Tardigrades, or Water Bears, are a distinctive group of small (usually less than 1 mm) invertebrates related to Arthropods, Nematodes and Velvet Worms. They have a simple segmented body with four pairs of limbs, and are remarkably resilient to environmental stress, being able to withstand extremely high and low temperatures, complete desiccation and even exposure to vacuum. To date about 1200 species of Tardigrade have been described, from marine, freshwater and terrestrial environments. Of these 167 have been recorded in Japan, including 26 species first described from the nation.

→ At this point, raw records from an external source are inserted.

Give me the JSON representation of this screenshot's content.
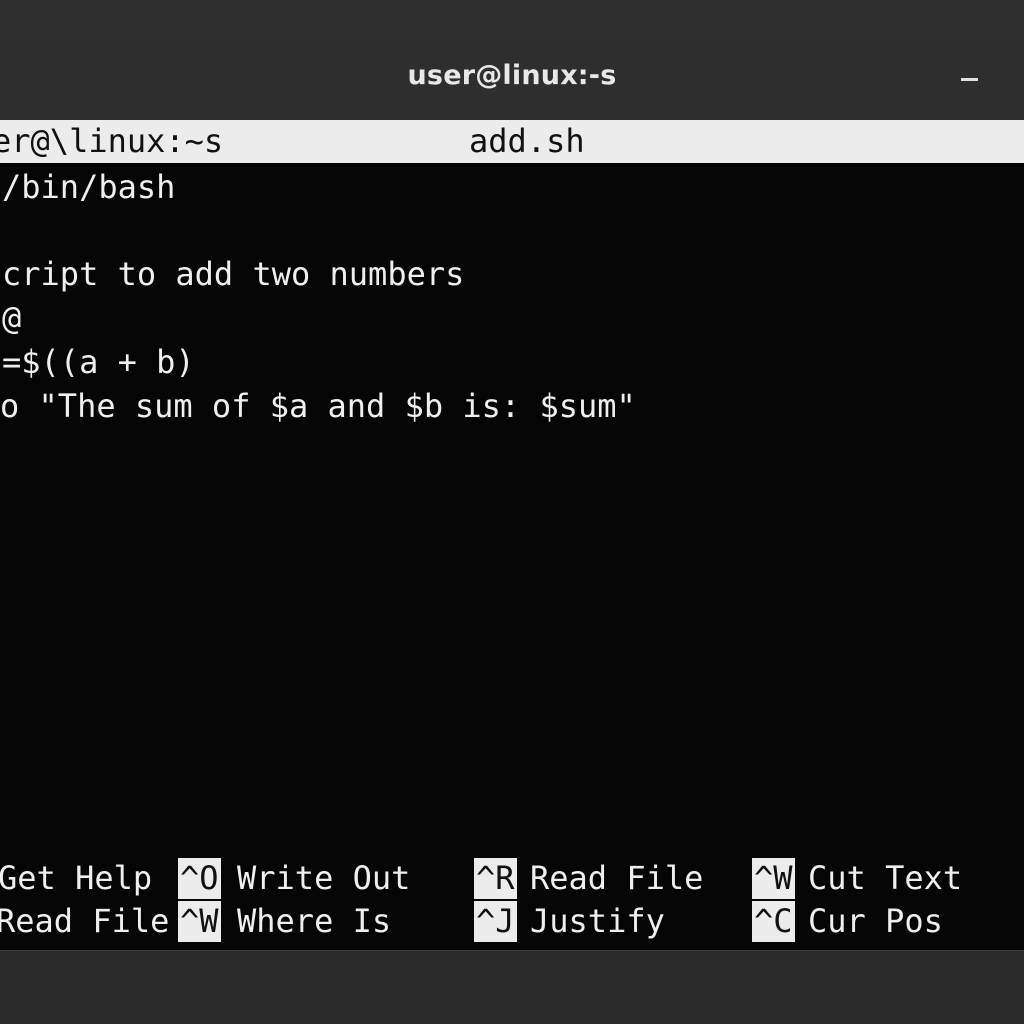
{
  "window": {
    "title": "user@linux:-s"
  },
  "nano_header": {
    "left_text": "er@\\linux:~s",
    "file_name": "add.sh"
  },
  "editor": {
    "lines": [
      "/bin/bash",
      "",
      "cript to add two numbers",
      "@",
      "=$((a + b)",
      "o \"The sum of $a and $b is: $sum\""
    ]
  },
  "shortcuts": {
    "row1": [
      {
        "key": "",
        "label": "Get Help"
      },
      {
        "key": "^O",
        "label": "Write Out"
      },
      {
        "key": "^R",
        "label": "Read File"
      },
      {
        "key": "^W",
        "label": "Cut Text"
      }
    ],
    "row2": [
      {
        "key": "",
        "label": "Read File"
      },
      {
        "key": "^W",
        "label": "Where Is"
      },
      {
        "key": "^J",
        "label": "Justify"
      },
      {
        "key": "^C",
        "label": "Cur Pos"
      }
    ]
  },
  "colors": {
    "titlebar": "#2e2e2e",
    "terminal_bg": "#050505",
    "header_bar": "#ececec",
    "text": "#efefef"
  }
}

In a paper published in the journal PLoS One on 28 February 2018, Daniel Stec of the Institute of Zoology and Biomedical Research at Jagiellonian University, Kazuharu Arakawa of the Institute for Advanced Biosciences at Keio University, and Łukasz Michalczyk, also of the Institute of Zoology and Biomedical Research at Jagiellonian University, describe a new species of Tardigrade from Yamagata Prefecture in Japan.
The new species is placed in the genus Macrobiotus and given the specific name shonaicus, in reference to the Shōnai Region of Yamagata Prefecture, where it was discovered. Adults of this species range from 318 to 743 μm in length and are yellowish in colour, whereas juveniles are white. This species has a granular surface on its limbs, slender claws and three bands of teeth.
Macrobiotus shonaicus. (A) Specmen in dorso-ventral projection (preserved in Hoyer's medium, and imaged using phase contrast light microscopy); (B) specimen in dorsal view Scanning Electron Microscope image). Scale bars in μm. Stec et al. (2018).